I was the kid with diabetes, not the parent; but there are lots of posts from parents who started off on Day 1 totally overwhelmed and confused, and who learned and grew to be confident in managing their child’s diabetes and helping them do so themselves. You’ll see some suggestions of things to try - our personal sharings - not advice from medical professionals - based on personal experience. Those are for people who have enough experience to understand whether a suggestion may be right for them and how to implement it. In time you’ll get there - in the meantime work very closely with your medical team. That said, I’m sure you’ll find lots of support on the forum.
All the best to you and your daughter. I’m approaching 60 years with Type1 and there are people on the forum who have had it even longer than I have. So work with your team, learn, expect a step learning curve, and remember your daughter can live a long and happy life.
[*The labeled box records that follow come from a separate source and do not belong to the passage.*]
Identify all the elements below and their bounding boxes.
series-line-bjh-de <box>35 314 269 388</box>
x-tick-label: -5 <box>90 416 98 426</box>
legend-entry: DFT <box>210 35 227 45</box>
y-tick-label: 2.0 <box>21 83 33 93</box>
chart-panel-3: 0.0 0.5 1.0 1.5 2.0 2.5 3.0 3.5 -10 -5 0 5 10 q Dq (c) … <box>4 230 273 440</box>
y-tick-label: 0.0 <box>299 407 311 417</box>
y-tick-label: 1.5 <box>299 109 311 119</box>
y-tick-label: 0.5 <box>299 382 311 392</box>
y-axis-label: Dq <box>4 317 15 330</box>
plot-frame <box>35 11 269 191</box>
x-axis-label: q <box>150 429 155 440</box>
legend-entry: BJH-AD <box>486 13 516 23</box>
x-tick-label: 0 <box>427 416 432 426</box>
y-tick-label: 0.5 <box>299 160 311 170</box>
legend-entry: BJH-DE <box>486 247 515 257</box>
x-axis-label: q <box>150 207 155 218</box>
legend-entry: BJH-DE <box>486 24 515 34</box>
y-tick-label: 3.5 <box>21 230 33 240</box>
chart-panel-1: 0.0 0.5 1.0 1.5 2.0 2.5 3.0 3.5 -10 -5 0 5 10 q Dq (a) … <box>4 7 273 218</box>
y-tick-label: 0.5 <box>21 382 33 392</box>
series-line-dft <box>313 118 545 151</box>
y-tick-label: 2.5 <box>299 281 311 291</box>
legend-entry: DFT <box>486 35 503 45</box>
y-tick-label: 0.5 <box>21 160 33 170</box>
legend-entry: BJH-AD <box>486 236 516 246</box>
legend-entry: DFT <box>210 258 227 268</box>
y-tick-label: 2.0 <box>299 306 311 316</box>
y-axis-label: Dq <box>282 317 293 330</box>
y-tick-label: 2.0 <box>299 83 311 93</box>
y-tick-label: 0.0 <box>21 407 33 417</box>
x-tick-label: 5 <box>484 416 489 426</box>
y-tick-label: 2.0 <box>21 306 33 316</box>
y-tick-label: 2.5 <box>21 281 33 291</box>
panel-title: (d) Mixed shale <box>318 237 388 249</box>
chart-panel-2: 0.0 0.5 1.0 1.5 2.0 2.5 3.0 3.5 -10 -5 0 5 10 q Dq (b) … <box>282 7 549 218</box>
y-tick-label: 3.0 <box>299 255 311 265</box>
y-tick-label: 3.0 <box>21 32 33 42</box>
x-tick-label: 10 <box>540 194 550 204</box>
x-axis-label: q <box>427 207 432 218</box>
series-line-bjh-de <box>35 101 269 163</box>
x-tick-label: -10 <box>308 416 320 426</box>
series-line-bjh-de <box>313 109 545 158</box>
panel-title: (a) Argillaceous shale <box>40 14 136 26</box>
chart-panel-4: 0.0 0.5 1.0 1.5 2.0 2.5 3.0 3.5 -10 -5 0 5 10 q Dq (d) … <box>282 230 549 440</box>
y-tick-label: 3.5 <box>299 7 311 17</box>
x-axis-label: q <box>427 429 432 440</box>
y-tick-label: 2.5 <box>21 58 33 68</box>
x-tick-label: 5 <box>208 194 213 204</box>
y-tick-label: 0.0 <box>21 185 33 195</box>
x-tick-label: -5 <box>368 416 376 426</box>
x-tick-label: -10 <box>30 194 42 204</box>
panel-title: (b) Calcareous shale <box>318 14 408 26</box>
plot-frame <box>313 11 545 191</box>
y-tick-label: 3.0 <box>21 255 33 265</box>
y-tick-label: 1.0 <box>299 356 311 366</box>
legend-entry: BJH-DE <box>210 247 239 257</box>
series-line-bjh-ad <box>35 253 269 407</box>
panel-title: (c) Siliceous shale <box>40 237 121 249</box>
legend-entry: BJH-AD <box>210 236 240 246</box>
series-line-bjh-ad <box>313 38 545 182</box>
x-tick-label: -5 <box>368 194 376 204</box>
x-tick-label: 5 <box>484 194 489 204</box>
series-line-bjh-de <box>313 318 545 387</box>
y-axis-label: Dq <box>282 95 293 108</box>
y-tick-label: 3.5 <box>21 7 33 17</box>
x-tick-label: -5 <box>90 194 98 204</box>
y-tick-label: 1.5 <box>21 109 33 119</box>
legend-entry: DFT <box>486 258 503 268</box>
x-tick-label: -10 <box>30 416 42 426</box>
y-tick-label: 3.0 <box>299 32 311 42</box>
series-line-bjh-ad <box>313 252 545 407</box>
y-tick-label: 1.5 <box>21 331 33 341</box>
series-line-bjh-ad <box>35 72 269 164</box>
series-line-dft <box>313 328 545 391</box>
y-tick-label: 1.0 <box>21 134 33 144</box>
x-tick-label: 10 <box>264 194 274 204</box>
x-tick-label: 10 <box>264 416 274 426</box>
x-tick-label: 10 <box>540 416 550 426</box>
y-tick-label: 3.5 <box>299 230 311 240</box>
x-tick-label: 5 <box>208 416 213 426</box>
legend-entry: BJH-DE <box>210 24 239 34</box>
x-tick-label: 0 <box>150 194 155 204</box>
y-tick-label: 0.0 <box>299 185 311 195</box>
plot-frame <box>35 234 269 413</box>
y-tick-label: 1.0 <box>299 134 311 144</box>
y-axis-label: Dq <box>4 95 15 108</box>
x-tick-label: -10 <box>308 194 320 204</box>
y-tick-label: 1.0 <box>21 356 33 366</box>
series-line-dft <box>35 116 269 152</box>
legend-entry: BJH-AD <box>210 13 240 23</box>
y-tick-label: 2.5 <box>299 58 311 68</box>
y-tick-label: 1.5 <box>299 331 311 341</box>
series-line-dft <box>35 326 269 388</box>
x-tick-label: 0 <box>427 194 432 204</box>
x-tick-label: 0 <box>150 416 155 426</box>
@devusser5 Hi Elaine, and Welcome to the JDRF TypeOneNation Forum! We are pleased to see you here, and I trust that you may find useful tips - NOT medical advice - from people who have experienced living with T1D.

Unfortunately, there isn’t any one answer to your question other than that BGL [Body Glucose Level] will naturally rise after eating any food under normal conditions even when we use insulin - your BGL ruses too when eating. [You didn’t share with us what she ate, what insulin amount she used, or what her BGL was before eating and when she got the alert - alerts can set by user and different values are set. I have one of my alerts set at 160 while many people set theirs at 200 mg/dl and higher.

I will caution you, based on my 65 years experience while living with diabetes, that you should not make any changes in your daughter’s insulin dose or timing until you have much more experience. I will tell you to write down what you are seeing, including: her activity; what foods she ate; her BGL before eating (with timing); her BGL at various intervals after finishing her meal and then share this information with her doctor-team.

Also, please try not to use her sugar/glucose readings as her score-card or report card. Effective diabetes management implies that we understand that these BGL readings are nothing more than “markers” along our journey and that none of these readings has particular value all by itself - what is important IS HOW we use this information. A good medical care team will guide her and you in how to use these numbers and help set her on her way to live a long, healthy, active, productive, and enjoyable life.